8. Reasoning and Problem Solving

Reasoning and problem solving are often taken as the hallmark of human intelligence, but in fact many animal species are quite good at. Suppose we ask Pi Robot to retrieve an item that is blocked by another object. What would it take for Pi to figure out he first needs to move the first object out of the way? Computer programs that can solve problems have been around since the dawn of AI (see for example ACT-R) but most assume that the problems to be solved can be given a definite formal structure (like chess), which is often not the case in real-world situations. For example, if Pi can move the blocking object anywhere he likes, where should he move it? More recently, progress has been made on more general planning and scheduling systems as well as hierarchical task networks. Needless to say, this will be one of our more difficult challenges.

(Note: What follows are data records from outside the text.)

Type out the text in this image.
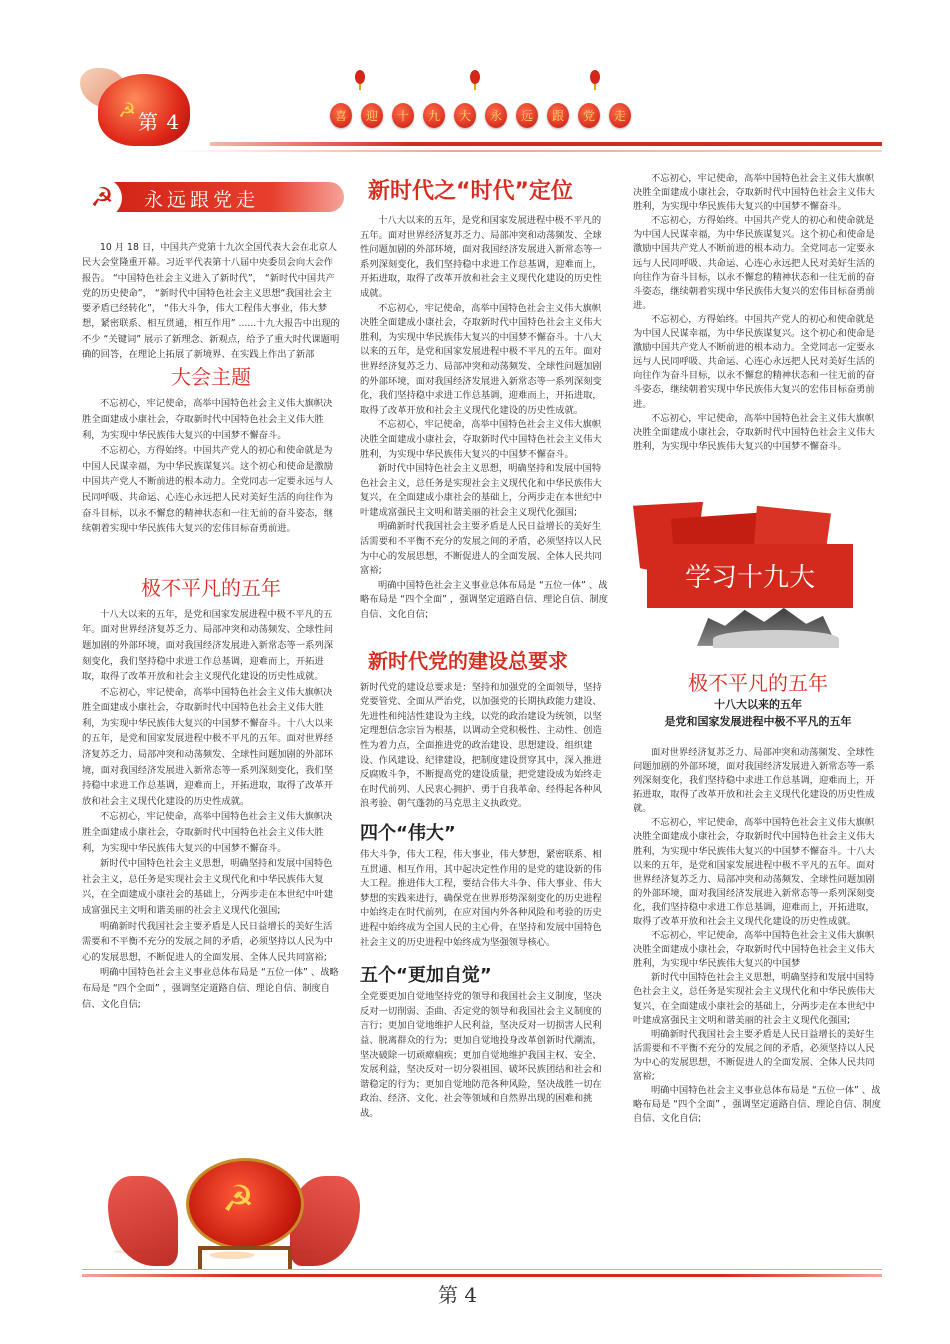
☭ 第 4	喜	迎	十	九	大	永	远	跟	党	走
永远跟党走
☭

10 月 18 日，中国共产党第十九次全国代表大会在北京人民大会堂隆重开幕。习近平代表第十八届中央委员会向大会作报告。 “中国特色社会主义进入了新时代”， “新时代中国共产党的历史使命”， “新时代中国特色社会主义思想“我国社会主要矛盾已经转化”， “伟大斗争，伟大工程伟大事业，伟大梦想，紧密联系、相互贯通，相互作用” ......十九大报告中出现的不少 “关键词” 展示了新理念、新观点，给予了重大时代课题明确的回答，在理论上拓展了新境界、在实践上作出了新部

大会主题

不忘初心，牢记使命，高举中国特色社会主义伟大旗帜决胜全面建成小康社会，夺取新时代中国特色社会主义伟大胜利，为实现中华民族伟大复兴的中国梦不懈奋斗。

不忘初心，方得始终。中国共产党人的初心和使命就是为中国人民谋幸福，为中华民族谋复兴。这个初心和使命是激励中国共产党人不断前进的根本动力。全党同志一定要永远与人民同呼吸、共命运、心连心永远把人民对美好生活的向往作为奋斗目标，以永不懈怠的精神状态和一往无前的奋斗姿态，继续朝着实现中华民族伟大复兴的宏伟目标奋勇前进。

极不平凡的五年

十八大以来的五年，是党和国家发展进程中极不平凡的五年。面对世界经济复苏乏力、局部冲突和动荡频发、全球性问题加剧的外部环境，面对我国经济发展进入新常态等一系列深刻变化，我们坚持稳中求进工作总基调，迎难而上，开拓进取，取得了改革开放和社会主义现代化建设的历史性成就。

不忘初心，牢记使命，高举中国特色社会主义伟大旗帜决胜全面建成小康社会，夺取新时代中国特色社会主义伟大胜利，为实现中华民族伟大复兴的中国梦不懈奋斗。十八大以来的五年，是党和国家发展进程中极不平凡的五年。面对世界经济复苏乏力、局部冲突和动荡频发、全球性问题加剧的外部环境，面对我国经济发展进入新常态等一系列深刻变化，我们坚持稳中求进工作总基调，迎难而上，开拓进取，取得了改革开放和社会主义现代化建设的历史性成就。

不忘初心，牢记使命，高举中国特色社会主义伟大旗帜决胜全面建成小康社会，夺取新时代中国特色社会主义伟大胜利，为实现中华民族伟大复兴的中国梦不懈奋斗。

新时代中国特色社会主义思想，明确坚持和发展中国特色社会主义，总任务是实现社会主义现代化和中华民族伟大复兴，在全面建成小康社会的基础上，分两步走在本世纪中叶建成富强民主文明和谐美丽的社会主义现代化强国;

明确新时代我国社会主要矛盾是人民日益增长的美好生活需要和不平衡不充分的发展之间的矛盾，必须坚持以人民为中心的发展思想，不断促进人的全面发展、全体人民共同富裕;

明确中国特色社会主义事业总体布局是 “五位一体” 、战略布局是 “四个全面” ，强调坚定道路自信、理论自信、制度自信、文化自信;

☭
新时代之“时代”定位

十八大以来的五年，是党和国家发展进程中极不平凡的五年。面对世界经济复苏乏力、局部冲突和动荡频发、全球性问题加剧的外部环境，面对我国经济发展进入新常态等一系列深刻变化，我们坚持稳中求进工作总基调，迎难而上，开拓进取，取得了改革开放和社会主义现代化建设的历史性成就。

不忘初心，牢记使命，高举中国特色社会主义伟大旗帜决胜全面建成小康社会，夺取新时代中国特色社会主义伟大胜利，为实现中华民族伟大复兴的中国梦不懈奋斗。十八大以来的五年，是党和国家发展进程中极不平凡的五年。面对世界经济复苏乏力、局部冲突和动荡频发、全球性问题加剧的外部环境，面对我国经济发展进入新常态等一系列深刻变化，我们坚持稳中求进工作总基调，迎难而上，开拓进取，取得了改革开放和社会主义现代化建设的历史性成就。

不忘初心，牢记使命，高举中国特色社会主义伟大旗帜决胜全面建成小康社会，夺取新时代中国特色社会主义伟大胜利，为实现中华民族伟大复兴的中国梦不懈奋斗。

新时代中国特色社会主义思想，明确坚持和发展中国特色社会主义，总任务是实现社会主义现代化和中华民族伟大复兴，在全面建成小康社会的基础上，分两步走在本世纪中叶建成富强民主文明和谐美丽的社会主义现代化强国;

明确新时代我国社会主要矛盾是人民日益增长的美好生活需要和不平衡不充分的发展之间的矛盾，必须坚持以人民为中心的发展思想，不断促进人的全面发展、全体人民共同富裕;

明确中国特色社会主义事业总体布局是 “五位一体” 、战略布局是 “四个全面” ，强调坚定道路自信、理论自信、制度自信、文化自信;

新时代党的建设总要求

新时代党的建设总要求是：坚持和加强党的全面领导，坚持党要管党、全面从严治党，以加强党的长期执政能力建设、先进性和纯洁性建设为主线，以党的政治建设为统领，以坚定理想信念宗旨为根基，以调动全党积极性、主动性、创造性为着力点，全面推进党的政治建设、思想建设、组织建设、作风建设、纪律建设，把制度建设贯穿其中，深入推进反腐败斗争，不断提高党的建设质量，把党建设成为始终走在时代前列、人民衷心拥护、勇于自我革命、经得起各种风浪考验、朝气蓬勃的马克思主义执政党。

四个“伟大”

伟大斗争，伟大工程，伟大事业，伟大梦想，紧密联系、相互贯通、相互作用，其中起决定性作用的是党的建设新的伟大工程。推进伟大工程，要结合伟大斗争、伟大事业、伟大梦想的实践来进行，确保党在世界形势深刻变化的历史进程中始终走在时代前列，在应对国内外各种风险和考验的历史进程中始终成为全国人民的主心骨，在坚持和发展中国特色社会主义的历史进程中始终成为坚强领导核心。

五个“更加自觉”

全党要更加自觉地坚持党的领导和我国社会主义制度，坚决反对一切削弱、歪曲、否定党的领导和我国社会主义制度的言行；更加自觉地维护人民利益，坚决反对一切损害人民利益、脱离群众的行为；更加自觉地投身改革创新时代潮流，坚决破除一切顽瘴痼疾；更加自觉地维护我国主权、安全、发展利益，坚决反对一切分裂祖国、破坏民族团结和社会和谐稳定的行为；更加自觉地防范各种风险，坚决战胜一切在政治、经济、文化、社会等领域和自然界出现的困难和挑战。

不忘初心，牢记使命，高举中国特色社会主义伟大旗帜决胜全面建成小康社会，夺取新时代中国特色社会主义伟大胜利，为实现中华民族伟大复兴的中国梦不懈奋斗。

不忘初心，方得始终。中国共产党人的初心和使命就是为中国人民谋幸福，为中华民族谋复兴。这个初心和使命是激励中国共产党人不断前进的根本动力。全党同志一定要永远与人民同呼吸、共命运、心连心永远把人民对美好生活的向往作为奋斗目标，以永不懈怠的精神状态和一往无前的奋斗姿态，继续朝着实现中华民族伟大复兴的宏伟目标奋勇前进。

不忘初心，方得始终。中国共产党人的初心和使命就是为中国人民谋幸福，为中华民族谋复兴。这个初心和使命是激励中国共产党人不断前进的根本动力。全党同志一定要永远与人民同呼吸、共命运、心连心永远把人民对美好生活的向往作为奋斗目标，以永不懈怠的精神状态和一往无前的奋斗姿态，继续朝着实现中华民族伟大复兴的宏伟目标奋勇前进。

不忘初心，牢记使命，高举中国特色社会主义伟大旗帜决胜全面建成小康社会，夺取新时代中国特色社会主义伟大胜利，为实现中华民族伟大复兴的中国梦不懈奋斗。

学习十九大
极不平凡的五年
十八大以来的五年
是党和国家发展进程中极不平凡的五年

面对世界经济复苏乏力、局部冲突和动荡频发、全球性问题加剧的外部环境，面对我国经济发展进入新常态等一系列深刻变化，我们坚持稳中求进工作总基调，迎难而上，开拓进取，取得了改革开放和社会主义现代化建设的历史性成就。

不忘初心，牢记使命，高举中国特色社会主义伟大旗帜决胜全面建成小康社会，夺取新时代中国特色社会主义伟大胜利，为实现中华民族伟大复兴的中国梦不懈奋斗。十八大以来的五年，是党和国家发展进程中极不平凡的五年。面对世界经济复苏乏力、局部冲突和动荡频发、全球性问题加剧的外部环境，面对我国经济发展进入新常态等一系列深刻变化，我们坚持稳中求进工作总基调，迎难而上，开拓进取，取得了改革开放和社会主义现代化建设的历史性成就。

不忘初心，牢记使命，高举中国特色社会主义伟大旗帜决胜全面建成小康社会，夺取新时代中国特色社会主义伟大胜利，为实现中华民族伟大复兴的中国梦

新时代中国特色社会主义思想，明确坚持和发展中国特色社会主义，总任务是实现社会主义现代化和中华民族伟大复兴，在全面建成小康社会的基础上，分两步走在本世纪中叶建成富强民主文明和谐美丽的社会主义现代化强国;

明确新时代我国社会主要矛盾是人民日益增长的美好生活需要和不平衡不充分的发展之间的矛盾，必须坚持以人民为中心的发展思想，不断促进人的全面发展、全体人民共同富裕;

明确中国特色社会主义事业总体布局是 “五位一体” 、战略布局是 “四个全面” ，强调坚定道路自信、理论自信、制度自信、文化自信;

第 4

9. Executive Controller: What Should I Do Next?

Finally, overriding all of Pi's behavior must be some form of executive control. Why? The funny thing about a robot is that if you turn it on and don't tell it something to do, it will just sit there! (I actually do this myself sometimes...) Ordinarily, we give a robot something to do by running a specific program aimed at carrying out a particular task such as "navigate to the dining room" or "pick up the cup" or "mimic my arm motions". But if we want our robot to simply wander about the house and perform actions on the fly, we need a way for Pi to have a set of default behavioral goals that can nonetheless be interrupted by specific commands or events. A popular mechanism in robotics for achieving this scenario is called Subsumption. The idea is to set up a hierarchy of default behaviors based on their priority. For example, if Pi has nothing better to do, his default behavior might be "roam around the house and note anything out of the ordinary". At the same time, he could be streaming the video image from his camera to a web page so that you can monitor your home while you're away and send you alerts by email when something odd is detected. A behavior with higher priority than "roam" would be "recharge batteries if running low". Another would be "escape if stuck". In fact, since "roam" would be one of the lowest priority behaviors, almost anything else would preempt it such as "Pi, please find the TV remote". Fortunately, ROS has just the right mechanisms for implementing this executive controller; namely the SMACH and Executive Teer packages that we heard about in Section 6. So we shouldn't have too much work to do once we get to this point.